Anyway, that's my plug in favour of free improvised gigs! Next stop will be the Jan Ponsford Quartet gig party, playing  socially  more  acceptable  sounds,  as  in  actual


tunes with lyrics and something you can tap your feet to! Venue/times/dates to be announced. The forthcoming evening will also feature music archivist Tim, who will dj (presently seeking suitable Dansette record player or similar to play sounds on, which will be mic-ed up through PA).

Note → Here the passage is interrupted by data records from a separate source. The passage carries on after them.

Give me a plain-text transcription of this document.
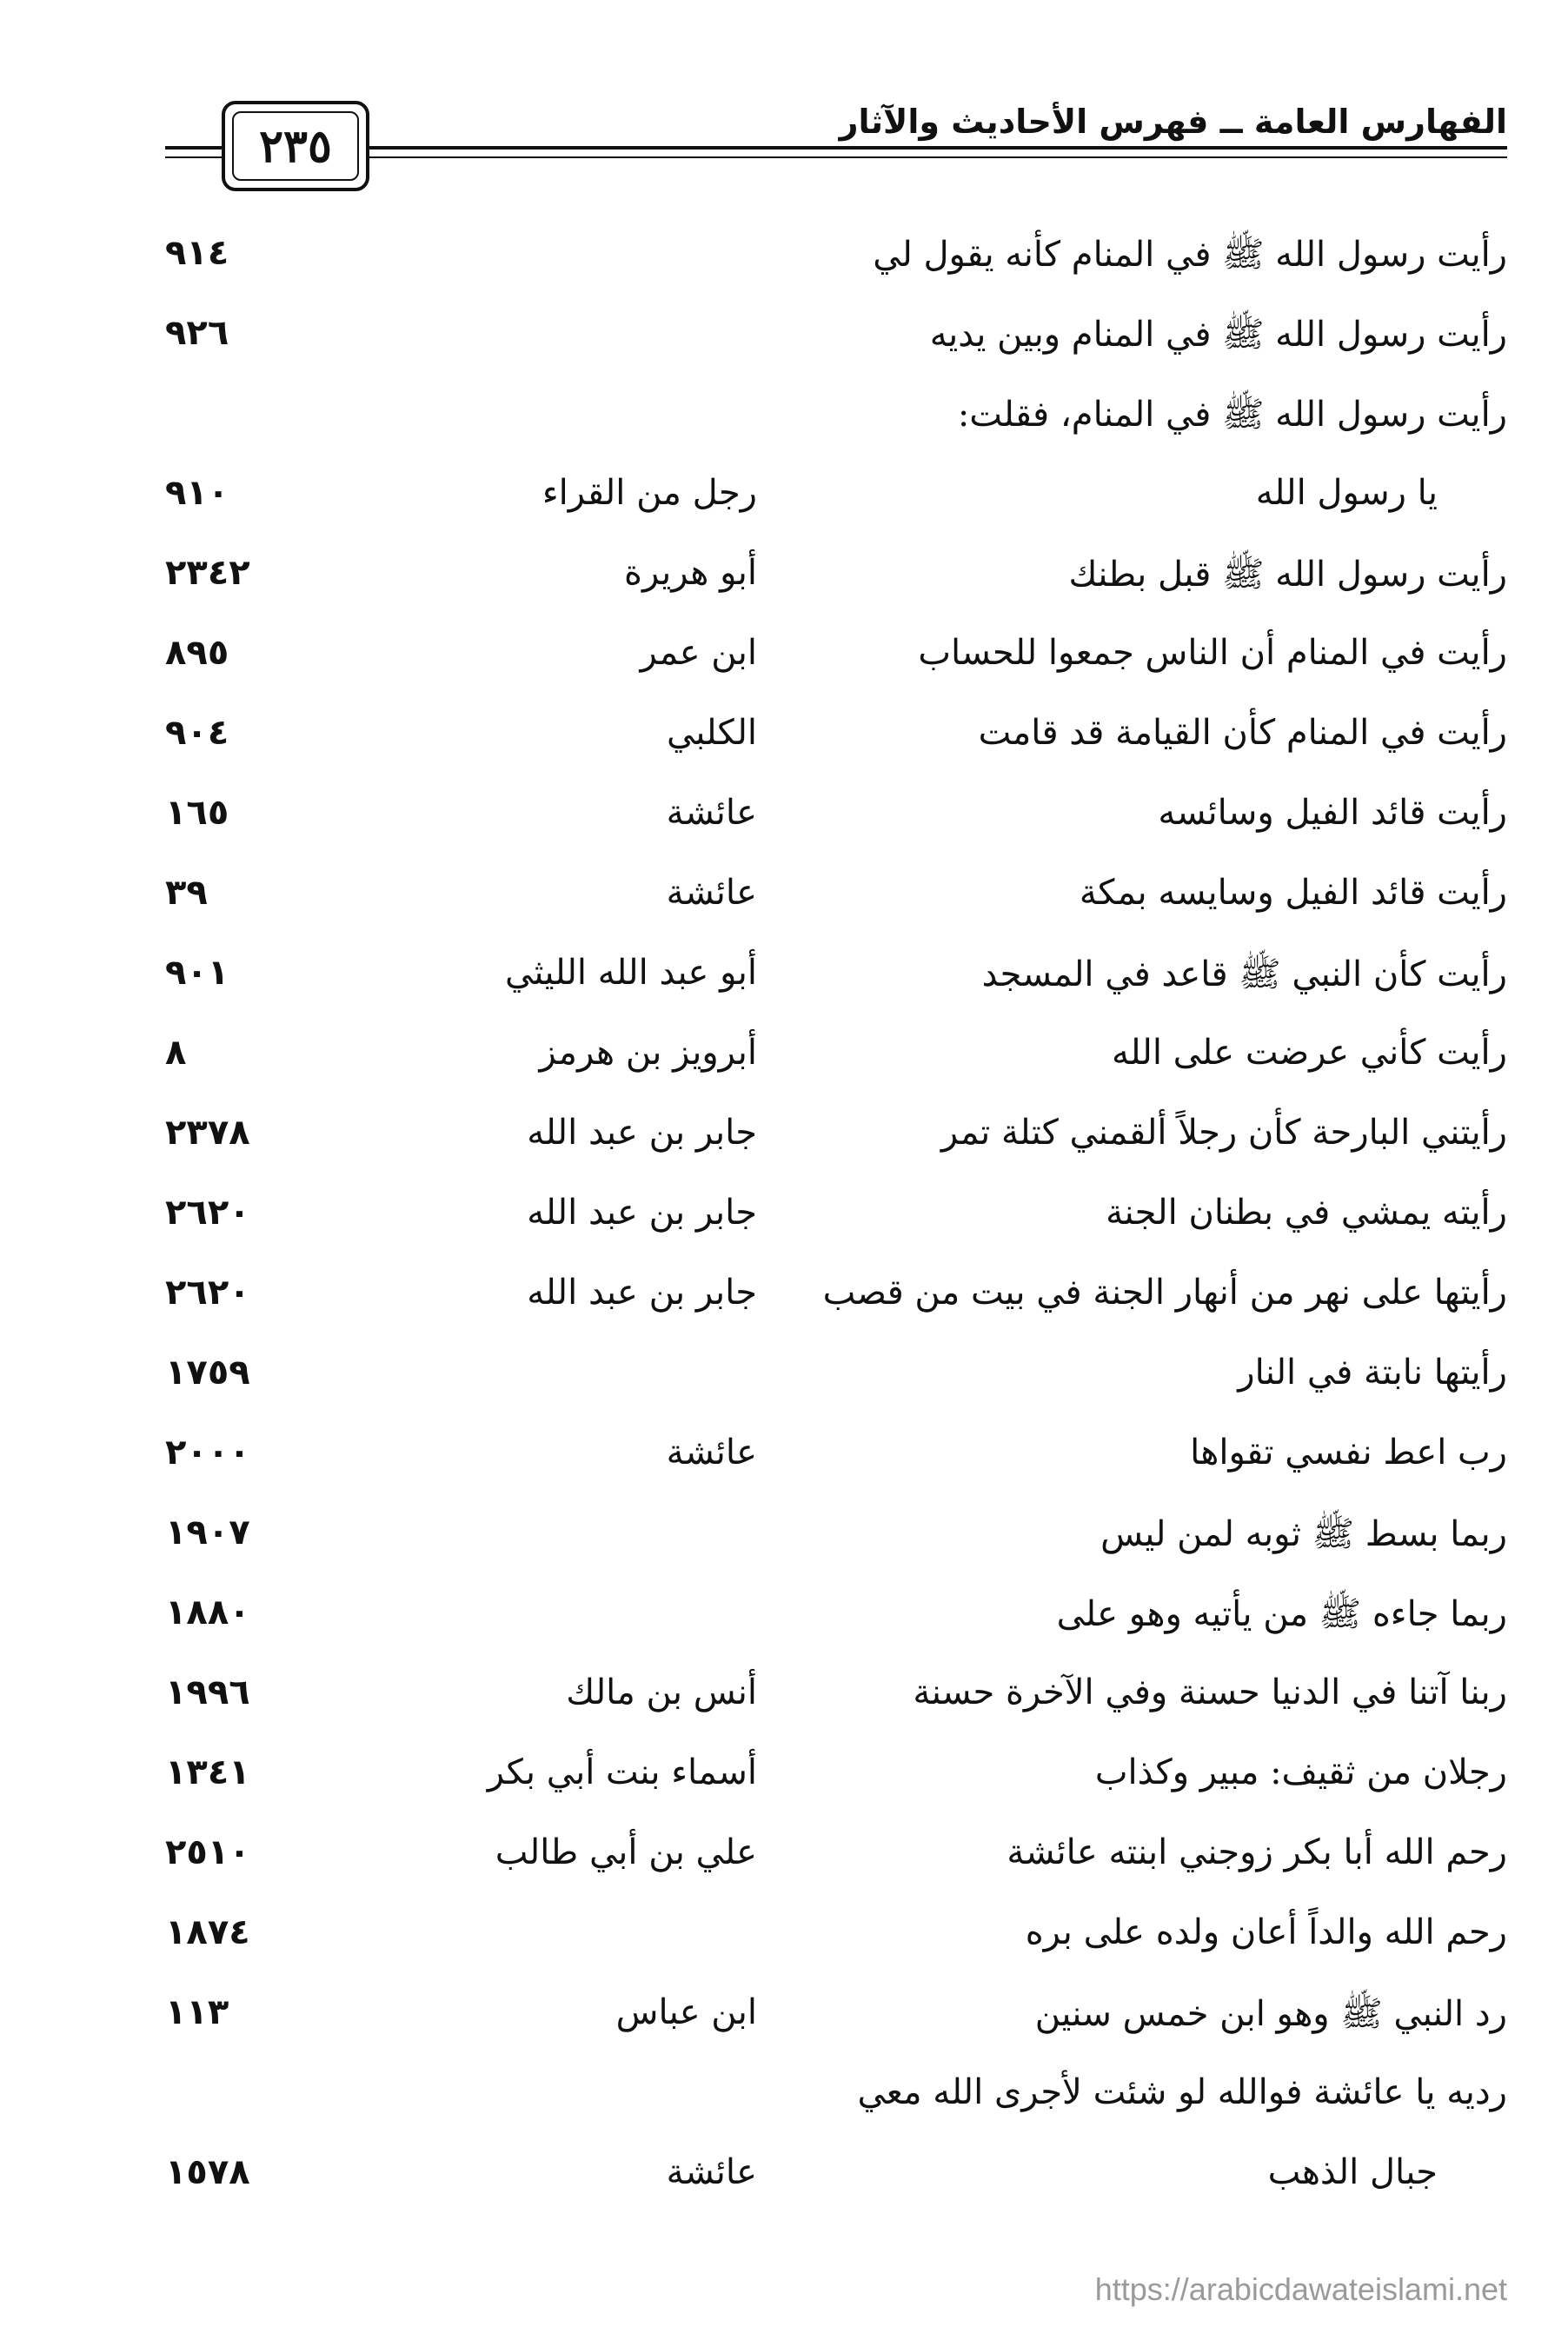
الفهارس العامة ــ فهرس الأحاديث والآثار
٢٣٥
رأيت رسول الله ﷺ في المنام كأنه يقول لي
٩١٤
رأيت رسول الله ﷺ في المنام وبين يديه
٩٢٦
رأيت رسول الله ﷺ في المنام، فقلت:
يا رسول الله
رجل من القراء
٩١٠
رأيت رسول الله ﷺ قبل بطنك
أبو هريرة
٢٣٤٢
رأيت في المنام أن الناس جمعوا للحساب
ابن عمر
٨٩٥
رأيت في المنام كأن القيامة قد قامت
الكلبي
٩٠٤
رأيت قائد الفيل وسائسه
عائشة
١٦٥
رأيت قائد الفيل وسايسه بمكة
عائشة
٣٩
رأيت كأن النبي ﷺ قاعد في المسجد
أبو عبد الله الليثي
٩٠١
رأيت كأني عرضت على الله
أبرويز بن هرمز
٨
رأيتني البارحة كأن رجلاً ألقمني كتلة تمر
جابر بن عبد الله
٢٣٧٨
رأيته يمشي في بطنان الجنة
جابر بن عبد الله
٢٦٢٠
رأيتها على نهر من أنهار الجنة في بيت من قصب
جابر بن عبد الله
٢٦٢٠
رأيتها نابتة في النار
١٧٥٩
رب اعط نفسي تقواها
عائشة
٢٠٠٠
ربما بسط ﷺ ثوبه لمن ليس
١٩٠٧
ربما جاءه ﷺ من يأتيه وهو على
١٨٨٠
ربنا آتنا في الدنيا حسنة وفي الآخرة حسنة
أنس بن مالك
١٩٩٦
رجلان من ثقيف: مبير وكذاب
أسماء بنت أبي بكر
١٣٤١
رحم الله أبا بكر زوجني ابنته عائشة
علي بن أبي طالب
٢٥١٠
رحم الله والداً أعان ولده على بره
١٨٧٤
رد النبي ﷺ وهو ابن خمس سنين
ابن عباس
١١٣
رديه يا عائشة فوالله لو شئت لأجرى الله معي
جبال الذهب
عائشة
١٥٧٨
https://arabicdawateislami.net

Tim is now gathering archive material about our dear departed Lol Coxhill. Looking through Lol's amazing and important record collection Tim came across a 1958 EP of the Dick Heckstall-Smith Quartet. At that time Dick would have been a student at Cambridge (I've seen old pics of him from the time wearing the ubiquitous chunky framed specs, uni scarf and duffle coat). As typical there's no mention of who the trio members are, but I reckon the pianist is likely to be dead but not forgotten Lionel Grigson (he who started the Jazz course at the Guildhall School of Music and Drama, thereby making Jazz almost 'respectable'! But, do we wanna be? As an aside...... Lionel insisted everyone who taught on the course there, or any part of it, was referred to as Professor, and given the same status as the classical educators there. I was amused when a small pay cheque arrived, for some teaching I'd done for said course, addressed to Professor J. Ponsford. Respectable at last!).
As for the bassist and drummer on Dick's early EP, Frances is going to ask saxophonist Paul Zec (son of old Fleet Street journalist Donald Zec). Sometimes Frances and Paul gig together, and Paul was at Cambridge at the same time as Dick, so probably knows who the other guys were on that recording, as back then at Cambridge there was a small gang of Jazz fans, in their duffle coats, with thick rimmed specs, hunched over a turntable soaking up Charlie Parker, each working like demons on perfecting their musical prowess. I'm honoured that as a slip of a gal (by the time I was on the scene they were all bald and old enough to be dad) I had the opportunity to work with these guys, because now, sadly, they're going up to that big gig in the sky. It's great there are people who are gathering the info of their lives, and can save their amazing record collections of the genius that went before them and taught us all. Hopefully forthcoming party night should prove fun and educational if Tim can find the suitable machine in order to play a fine selection from Lol's prized 45s, 33s and 78s.

© 2013 Jan Ponsford. All rights reserved.

Wow, what a fascinating story - thank you so much for sharing this with us Jan! I wonder if Marie stayed actively involved in free improv. It can be such a liberating experience.

And I'm sure we're all looking forward to the Jan Ponsford Quartet Gig Party, thick, dark-rimmed glasses, roll neck jumpers and duffel coats at the ready!